“‘Then my brain began to reel, and I fell forward in the boat among my dead companions.

“‘A shock awoke me at last. Cold and shivering now, I sat up and rubbed my eyes. Morning was breaking gloomy and grey over the sea, and some gulls were wheeling and screaming about in the air.

“‘Once again the shock, and the boat trembled from stem to stern, and some birds rose up out of the bows and floated slowly away. They had been gorging on the dead.

“‘The shocks to the boat were easily accounted for: the sea was alive with monster sharks.

“‘O God! men, it was a fearful sight. There was something appalling and horrible in the very way they gambolled around the boat. Their eyes told me one thing: they had come for the dead—and the living.

“‘I cannot tell you whether I really did lift the bodies of my late companions and throw them overboard. I would even now fain believe this was but a dream.
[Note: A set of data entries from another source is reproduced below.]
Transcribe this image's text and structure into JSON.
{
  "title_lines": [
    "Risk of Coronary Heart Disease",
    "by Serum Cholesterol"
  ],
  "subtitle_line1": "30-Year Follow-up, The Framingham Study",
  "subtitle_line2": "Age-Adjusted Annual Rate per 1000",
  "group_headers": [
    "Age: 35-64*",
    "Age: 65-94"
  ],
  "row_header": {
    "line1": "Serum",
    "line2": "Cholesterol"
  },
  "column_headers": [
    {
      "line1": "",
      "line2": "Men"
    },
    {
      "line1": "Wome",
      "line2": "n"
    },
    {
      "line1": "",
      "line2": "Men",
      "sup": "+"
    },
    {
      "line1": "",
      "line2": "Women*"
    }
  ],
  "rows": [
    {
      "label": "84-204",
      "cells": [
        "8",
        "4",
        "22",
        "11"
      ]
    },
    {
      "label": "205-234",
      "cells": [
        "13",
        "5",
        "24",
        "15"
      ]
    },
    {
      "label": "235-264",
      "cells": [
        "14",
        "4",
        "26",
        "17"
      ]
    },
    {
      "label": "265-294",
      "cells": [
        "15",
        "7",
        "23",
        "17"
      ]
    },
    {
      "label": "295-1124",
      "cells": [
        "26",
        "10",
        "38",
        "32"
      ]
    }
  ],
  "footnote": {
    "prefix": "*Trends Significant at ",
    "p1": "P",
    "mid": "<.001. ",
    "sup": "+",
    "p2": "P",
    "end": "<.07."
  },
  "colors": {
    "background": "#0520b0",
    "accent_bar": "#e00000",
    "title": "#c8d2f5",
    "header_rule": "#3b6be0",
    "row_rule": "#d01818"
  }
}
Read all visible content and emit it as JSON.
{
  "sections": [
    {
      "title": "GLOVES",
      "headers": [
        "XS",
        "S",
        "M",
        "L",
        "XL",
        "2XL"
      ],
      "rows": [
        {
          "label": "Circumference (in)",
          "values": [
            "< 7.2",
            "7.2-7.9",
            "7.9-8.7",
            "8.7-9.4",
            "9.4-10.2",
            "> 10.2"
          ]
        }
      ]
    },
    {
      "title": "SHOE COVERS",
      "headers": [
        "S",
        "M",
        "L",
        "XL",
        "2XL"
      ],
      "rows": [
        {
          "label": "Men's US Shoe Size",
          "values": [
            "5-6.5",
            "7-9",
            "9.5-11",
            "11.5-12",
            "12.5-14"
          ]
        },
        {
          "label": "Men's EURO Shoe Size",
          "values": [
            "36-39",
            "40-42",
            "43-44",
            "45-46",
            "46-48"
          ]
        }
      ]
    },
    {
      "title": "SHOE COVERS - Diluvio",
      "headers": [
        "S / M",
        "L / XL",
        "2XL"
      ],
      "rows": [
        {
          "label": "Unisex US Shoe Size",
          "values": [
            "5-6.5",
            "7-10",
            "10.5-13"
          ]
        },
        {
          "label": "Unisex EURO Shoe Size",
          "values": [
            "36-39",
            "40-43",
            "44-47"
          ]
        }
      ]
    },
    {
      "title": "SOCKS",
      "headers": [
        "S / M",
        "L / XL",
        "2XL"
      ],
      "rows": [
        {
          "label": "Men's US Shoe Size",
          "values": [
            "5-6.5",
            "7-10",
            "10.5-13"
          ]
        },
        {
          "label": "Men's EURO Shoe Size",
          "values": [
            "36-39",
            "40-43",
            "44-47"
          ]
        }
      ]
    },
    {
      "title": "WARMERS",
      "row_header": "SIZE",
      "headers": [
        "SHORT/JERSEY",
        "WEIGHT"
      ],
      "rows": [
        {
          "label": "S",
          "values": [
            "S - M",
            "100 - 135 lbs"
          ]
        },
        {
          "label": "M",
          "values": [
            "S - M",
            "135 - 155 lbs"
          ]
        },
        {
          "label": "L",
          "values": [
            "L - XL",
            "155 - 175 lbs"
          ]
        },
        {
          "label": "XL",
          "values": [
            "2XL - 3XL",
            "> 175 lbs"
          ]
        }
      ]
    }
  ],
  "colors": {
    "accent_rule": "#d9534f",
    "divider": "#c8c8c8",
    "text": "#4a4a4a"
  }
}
If so, it was terribly real, the fighting, wrangling sharks in the sea, the birds wheeling and screaming above.

“‘My boat was picked up that day by some Icelandic fisherman; there was no one in it but myself, men, white in hair, white in beard, as you now behold me.’”

So ended the spectioneer’s story, and so ended that Christmas dinner in the Doldrums, but both Kenneth and Archie long, long after this used to speak about it amid other scenes and in other climes, and both agreed it was one of the pleasantest afternoons ever they had spent in life.

The two friends made many a voyage together in the Brilliant, and together came through no little adventure, and saw many a strange sight in many a strange sea. They came to love the vessel at last, for real sailors do love their ships. They loved her and called her the saucy Brilliant, and the dear old ship, and quite a host of other pet names.

“But alas! and alas?” said Kenneth to Archie one day, while they stood together on the quarter-deck, “we are not making our fortunes. We will never get rich at sea. And by-and-bye, you know, we’ll be getting fearfully old.”